There’s good reason to be skeptical about much of the abortion narrative.
The pro-abortion lobby is throwing out everything it can in a frenzied effort to push the debate where it wants it to go. The latest are the warnings of a baby boom.
Red states aren’t prepared for a post-Roe baby boom – Axios
What we’re facing as a country is hundreds of thousands of births, probably disproportionately located in the states that have been most limited in what they do for pregnant women, infants and children. So this is the great paradox that we are dealing with, said Sara Rosenbaum, a health law and policy professor at George Washington University.
We have not ever designed these programs for a world without Roe, she added. You need a child welfare system, the likes of which we’ve never seen.”
Would we?
The Texas law was a trial run to see what would happen. The results wouldn’t surprise anyone with an inkling of an understanding about human nature.
Most Women Denied Abortions by Texas Law Got Them Another Way – New York Times
In the months after Texas banned all but the earliest abortions in September, the number of legal abortions in the state fell by about half. But two new studies suggest the total number among Texas women fell by far less — around 10 percent — because of large increases in the number of Texans who traveled to a clinic in a nearby state or ordered abortion pills online.
So are we going to see a baby boom? Not likely.

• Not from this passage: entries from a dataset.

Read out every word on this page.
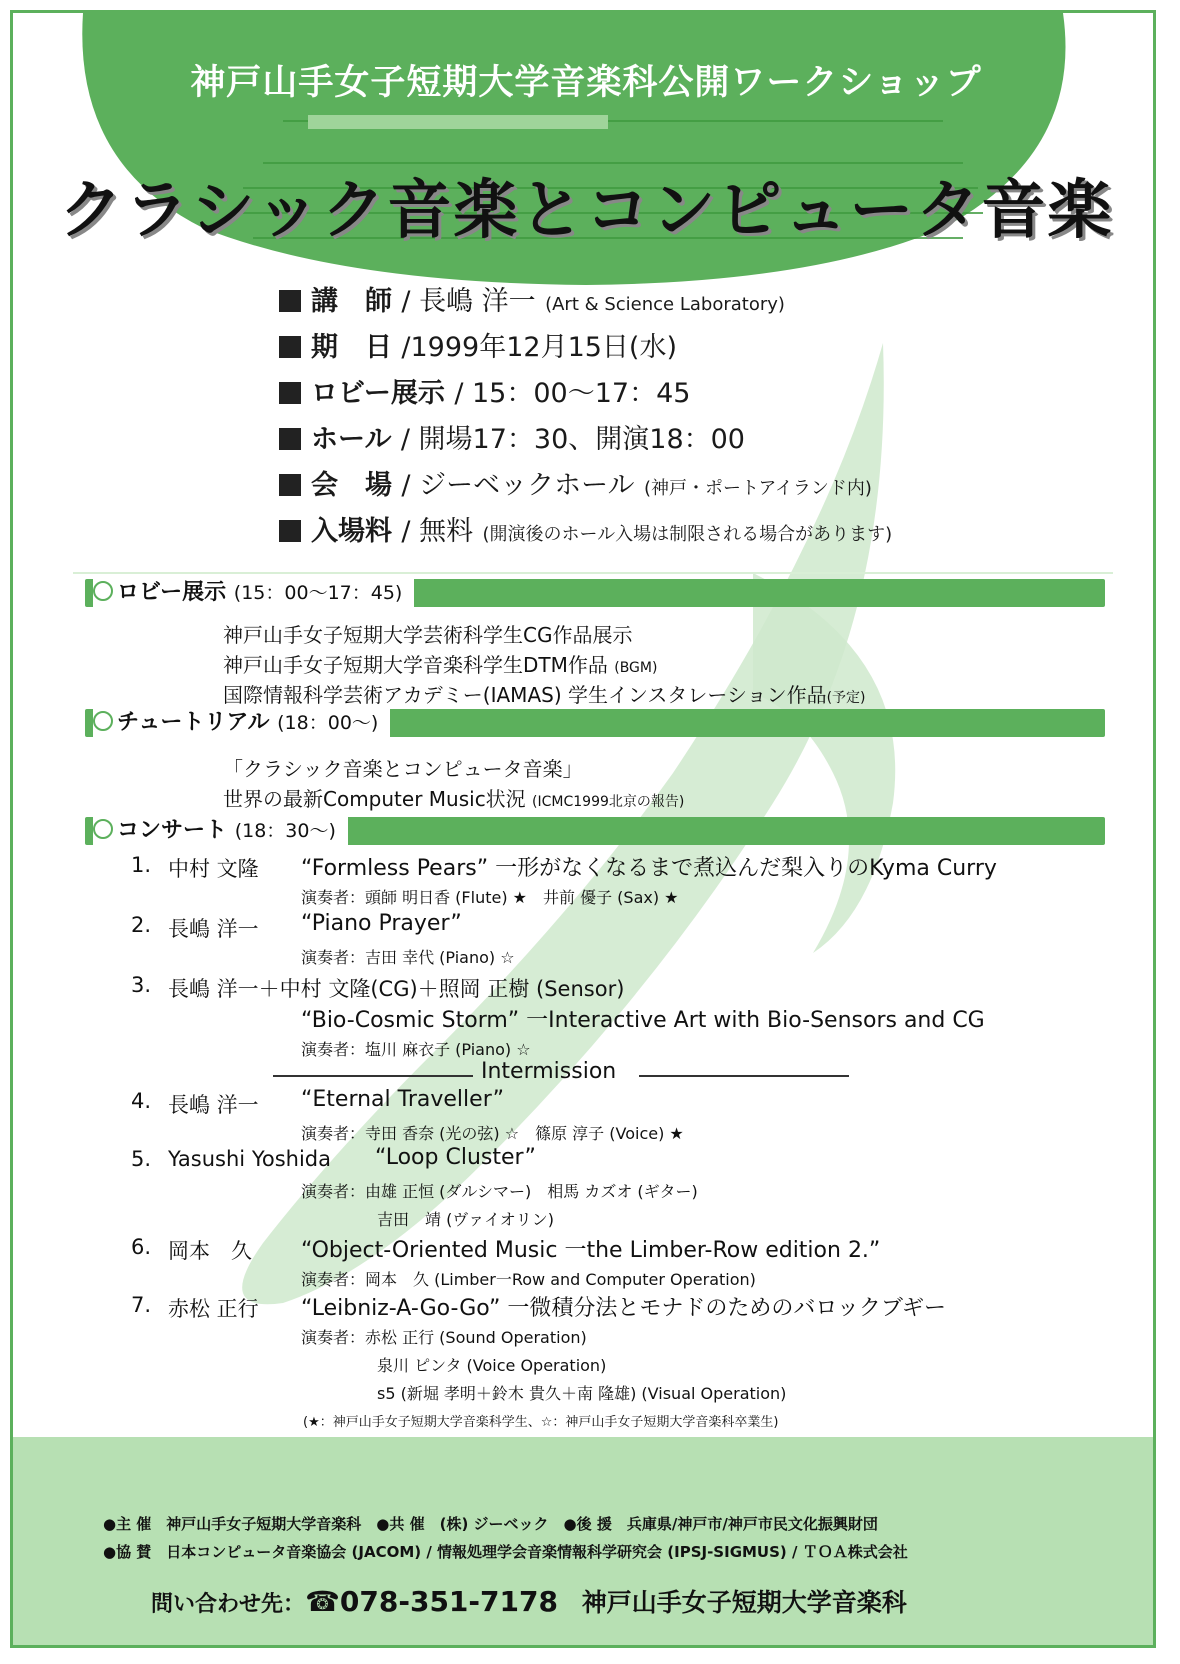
神戸山手女子短期大学音楽科公開ワークショップ
クラシック音楽とコンピュータ音楽
講　師 / 長嶋 洋一 (Art & Science Laboratory)
期　日 /1999年12月15日(水)
ロビー展示 / 15：00～17：45
ホール / 開場17：30、開演18：00
会　場 / ジーベックホール (神戸・ポートアイランド内)
入場料 / 無料 (開演後のホール入場は制限される場合があります)
ロビー展示 (15：00～17：45)
神戸山手女子短期大学芸術科学生CG作品展示
神戸山手女子短期大学音楽科学生DTM作品 (BGM)
国際情報科学芸術アカデミー(IAMAS) 学生インスタレーション作品(予定)
チュートリアル (18：00～)
「クラシック音楽とコンピュータ音楽」
世界の最新Computer Music状況 (ICMC1999北京の報告)
コンサート (18：30～)
1. 中村 文隆 “Formless Pears” 一形がなくなるまで煮込んだ梨入りのKyma Curry
演奏者：頭師 明日香 (Flute) ★　井前 優子 (Sax) ★
2. 長嶋 洋一 “Piano Prayer”
演奏者：吉田 幸代 (Piano) ☆
3. 長嶋 洋一＋中村 文隆(CG)＋照岡 正樹 (Sensor)
“Bio-Cosmic Storm” 一Interactive Art with Bio-Sensors and CG
演奏者：塩川 麻衣子 (Piano) ☆
Intermission
4. 長嶋 洋一 “Eternal Traveller”
演奏者：寺田 香奈 (光の弦) ☆　篠原 淳子 (Voice) ★
5. Yasushi Yoshida “Loop Cluster”
演奏者：由雄 正恒 (ダルシマー)　相馬 カズオ (ギター)
吉田　靖 (ヴァイオリン)
6. 岡本　久 “Object-Oriented Music 一the Limber-Row edition 2.”
演奏者：岡本　久 (Limber一Row and Computer Operation)
7. 赤松 正行 “Leibniz-A-Go-Go” 一微積分法とモナドのためのバロックブギー
演奏者：赤松 正行 (Sound Operation)
泉川 ピンタ (Voice Operation)
s5 (新堀 孝明＋鈴木 貴久＋南 隆雄) (Visual Operation)
(★：神戸山手女子短期大学音楽科学生、☆：神戸山手女子短期大学音楽科卒業生)
●主 催　神戸山手女子短期大学音楽科　●共 催　(株) ジーベック　●後 援　兵庫県/神戸市/神戸市民文化振興財団
●協 賛　日本コンピュータ音楽協会 (JACOM) / 情報処理学会音楽情報科学研究会 (IPSJ-SIGMUS) / ＴＯＡ株式会社
問い合わせ先：☎078-351-7178 神戸山手女子短期大学音楽科
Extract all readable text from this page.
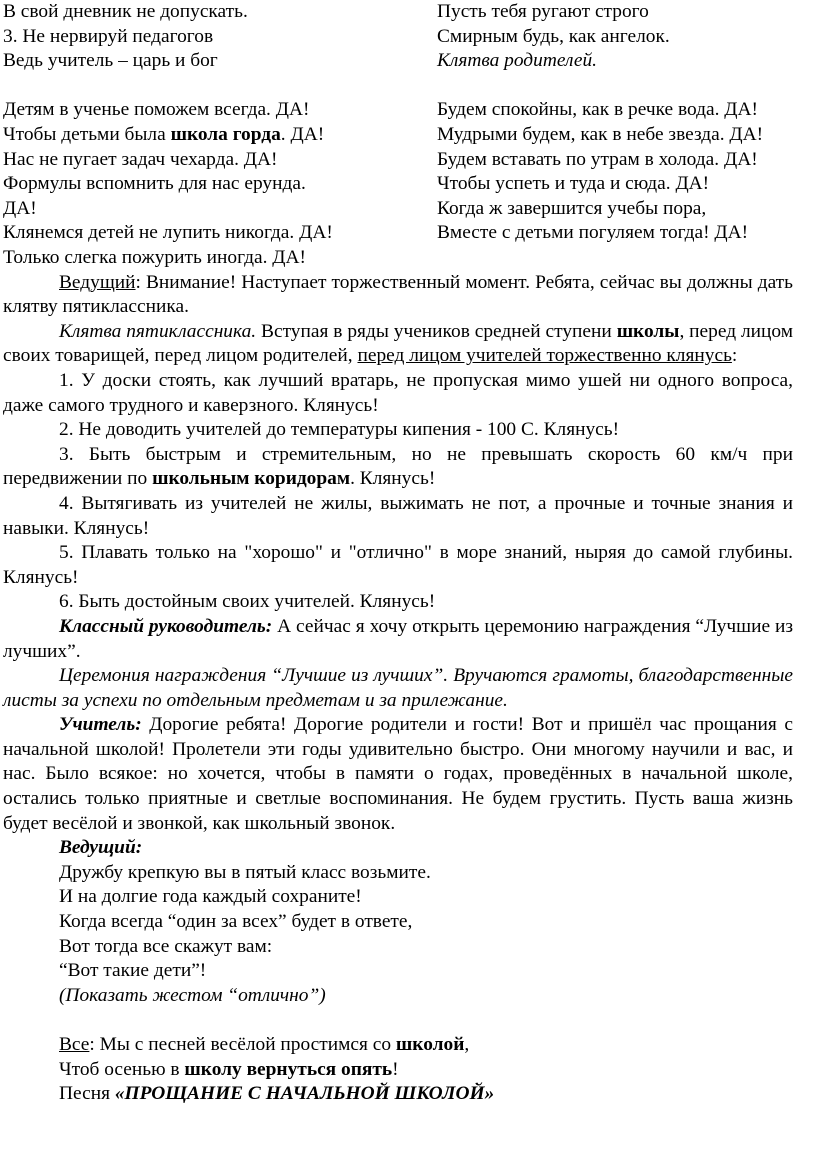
В свой дневник не допускать.
3. Не нервируй педагогов
Ведь учитель – царь и бог
Детям в ученье поможем всегда. ДА!
Чтобы детьми была школа горда. ДА!
Нас не пугает задач чехарда. ДА!
Формулы вспомнить для нас ерунда.
ДА!
Клянемся детей не лупить никогда. ДА!
Только слегка пожурить иногда. ДА!
Пусть тебя ругают строго
Смирным будь, как ангелок.
Клятва родителей.
Будем спокойны, как в речке вода. ДА!
Мудрыми будем, как в небе звезда. ДА!
Будем вставать по утрам в холода. ДА!
Чтобы успеть и туда и сюда. ДА!
Когда ж завершится учебы пора,
Вместе с детьми погуляем тогда! ДА!

Ведущий: Внимание! Наступает торжественный момент. Ребята, сейчас вы должны дать клятву пятиклассника.

Клятва пятиклассника. Вступая в ряды учеников средней ступени школы, перед лицом своих товарищей, перед лицом родителей, перед лицом учителей торжественно клянусь:

1. У доски стоять, как лучший вратарь, не пропуская мимо ушей ни одного вопроса, даже самого трудного и каверзного. Клянусь!

2. Не доводить учителей до температуры кипения - 100 С. Клянусь!

3. Быть быстрым и стремительным, но не превышать скорость 60 км/ч при передвижении по школьным коридорам. Клянусь!

4. Вытягивать из учителей не жилы, выжимать не пот, а прочные и точные знания и навыки. Клянусь!

5. Плавать только на "хорошо" и "отлично" в море знаний, ныряя до самой глубины. Клянусь!

6. Быть достойным своих учителей. Клянусь!

Классный руководитель: А сейчас я хочу открыть церемонию награждения “Лучшие из лучших”.

Церемония награждения “Лучшие из лучших”. Вручаются грамоты, благодарственные листы за успехи по отдельным предметам и за прилежание.

Учитель: Дорогие ребята! Дорогие родители и гости! Вот и пришёл час прощания с начальной школой! Пролетели эти годы удивительно быстро. Они многому научили и вас, и нас. Было всякое: но хочется, чтобы в памяти о годах, проведённых в начальной школе, остались только приятные и светлые воспоминания. Не будем грустить. Пусть ваша жизнь будет весёлой и звонкой, как школьный звонок.

Ведущий:

Дружбу крепкую вы в пятый класс возьмите.

И на долгие года каждый сохраните!

Когда всегда “один за всех” будет в ответе,

Вот тогда все скажут вам:

“Вот такие дети”!

(Показать жестом “отлично”)

Все: Мы с песней весёлой простимся со школой,

Чтоб осенью в школу вернуться опять!

Песня «ПРОЩАНИЕ С НАЧАЛЬНОЙ ШКОЛОЙ»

I suspect birth rates won’t even change all that dramatically due to it.
There was a compelling moral case and legal case for eliminating Roe v. Wade, but realistically speaking, with abortion legal in some states, anyone who really wants to will get an abortion, and with Plan B and other similar materials available, the impact will be mostly limited to women who don’t really want an abortion, but might have gotten one anyway. Those are the same women that pro-life groups tried to reach with pregnancy centers. And, vice versa, Planned Parenthood.
There will be babies, thousands likely, who would be born, who otherwise would not exist. And every life is precious. But no baby boom is likely coming.
One paper had suggested a 4% to 11% reduction in birth rates before and after Roe v. Wade, but that was a different era. And that came with predictions of a 400,000 increase in births. That would have a significant impact, but I’m skeptical that we’ll actually see anything remotely like that.
Abortion is both a supply and demand problem. Roe v. Wade addresses the supply side. But we haven’t even begun to make a dent in demand. And as we’ve already seen, fighting supply when there’s demand will only have a limited impact on the sources of the problem.